Assembly of RNPs with csRNAs is simple and requires only ~30 min hands-on-time; this compared favourably to IVT reactions, which require multiple steps, are time-consuming, and result in variable quality of gRNAs. In our hands, these reagents are stable at 4oC for many months, and is particularly convenient when re-used across a range of cell types. Perhaps more importantly, use of the custom synthetic cr/tracrRNAs with their modified backbone and protected ends, shields the RNA from cellular RNases. We found greatly reduced toxicity – one of the key advantages of the RNP versus plasmids-based delivery.
We routinely generated clonal knock-in lines in a time-frame of 4-6 weeks. Consistent with a previous report (Liang et al. 2015), we found that RNP complexes target both copies of the genes at high frequency, enabling facile isolation of bi-allelic knock-in clones. Although monoallelic knock-in clones are sufficient for pull-down assays, bi-allelic clones are preferred to have more confidence in the interpretation of downstream assays.

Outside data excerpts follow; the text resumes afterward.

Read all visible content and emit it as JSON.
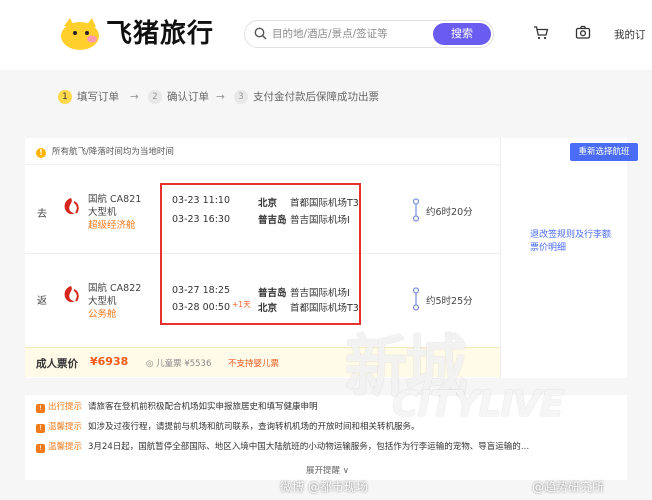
{
  "header": {
    "logo_text": "飞猪旅行",
    "search_placeholder": "目的地/酒店/景点/签证等",
    "search_button": "搜索",
    "my_orders": "我的订"
  },
  "steps": [
    {
      "num": "1",
      "label": "填写订单",
      "active": true
    },
    {
      "num": "2",
      "label": "确认订单",
      "active": false
    },
    {
      "num": "3",
      "label": "支付金付款后保障成功出票",
      "active": false
    }
  ],
  "step_arrow": "→",
  "notice": "所有航飞/降落时间均为当地时间",
  "reselect_button": "重新选择航班",
  "flights": [
    {
      "direction": "去",
      "flight_no": "国航 CA821",
      "plane": "大型机",
      "cabin": "超级经济舱",
      "dep_time": "03-23 11:10",
      "arr_time": "03-23 16:30",
      "arr_plus": "",
      "dep_city": "北京",
      "dep_airport": "首都国际机场T3",
      "arr_city": "普吉岛",
      "arr_airport": "普吉国际机场I",
      "duration": "约6时20分"
    },
    {
      "direction": "返",
      "flight_no": "国航 CA822",
      "plane": "大型机",
      "cabin": "公务舱",
      "dep_time": "03-27 18:25",
      "arr_time": "03-28 00:50",
      "arr_plus": "+1天",
      "dep_city": "普吉岛",
      "dep_airport": "普吉国际机场I",
      "arr_city": "北京",
      "arr_airport": "首都国际机场T3",
      "duration": "约5时25分"
    }
  ],
  "side_links": [
    "退改签规则及行李额",
    "票价明细"
  ],
  "price": {
    "adult_label": "成人票价",
    "adult_value": "¥6938",
    "child": "儿童票 ¥5536",
    "no_child": "不支持婴儿票"
  },
  "tips": [
    {
      "tag": "出行提示",
      "text": "请旅客在登机前积极配合机场如实申报旅居史和填写健康申明"
    },
    {
      "tag": "温馨提示",
      "text": "如涉及过夜行程，请提前与机场和航司联系，查询转机机场的开放时间和相关转机服务。"
    },
    {
      "tag": "温馨提示",
      "text": "3月24日起，国航暂停全部国际、地区入境中国大陆航班的小动物运输服务，包括作为行李运输的宠物、导盲运输的…"
    }
  ],
  "expand_label": "展开提醒 ∨",
  "watermarks": {
    "big": "新城",
    "sub": "CITYLIVE",
    "left": "微博 @都市现场",
    "right": "@趋势研究所"
  },
  "colors": {
    "accent": "#6a5cf0",
    "link": "#4a6cf7",
    "price": "#f05a1c",
    "highlight_box": "#e8312d",
    "step_active": "#ffd84d"
  }
}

While our focus has been on neural stem cells and their malignant counterparts (glioma stem cells), these same methods and reagents can work well in other stem cells, such as ES cells. Indeed, our knock-in data using ES cells revealed that non-expressed genes can be efficiently tagged using the same protocol. Under appropriate differentiation cues, induction of these proteins can be monitored using ICC analysis in the ES cell differentiating progeny. We believe this could be a key application – rapidly enabling assessment of proteins across a range of lineage contexts.

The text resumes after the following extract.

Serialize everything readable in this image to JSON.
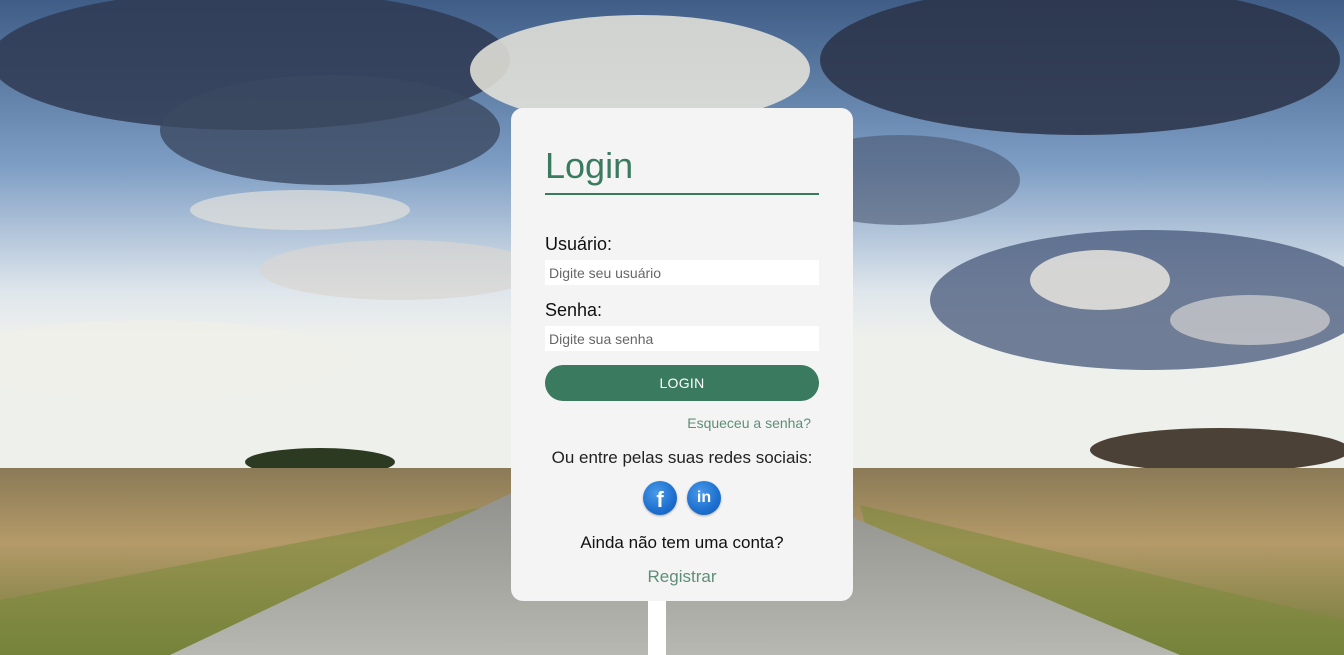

Despite the excitement, there are also some caveats. Foremost, inevitably there is a risk that C-terminus tagging can potentially compromise protein function, localisation or levels in the edited cells. Not all proteins will be amenable to tagging. If the protein of interest harbours critical C terminal domains, an N-terminus approach could be pursued – or knock-in to other regions such as structurally neutral linkers, if this is known.
Previous findings have reported a higher HDR rate with the guide RNAs that cut near the insertion site (Bialk et al. 2015; Paquet et al. 2016). Our results corroborate these findings and reveal that cut-to-insertion site distance is a critical factor for successful knock-in. The average size of CRISPR/Cas9-induced indels in mammalian cells has been reported to be around 1-5 bp (Paquet et al. 2016). We therefore recommend designing guide RNAs in the 3’UTR, preferably cutting 8-15 bp downstream of stop codon, to avoid interfering with the stop codon.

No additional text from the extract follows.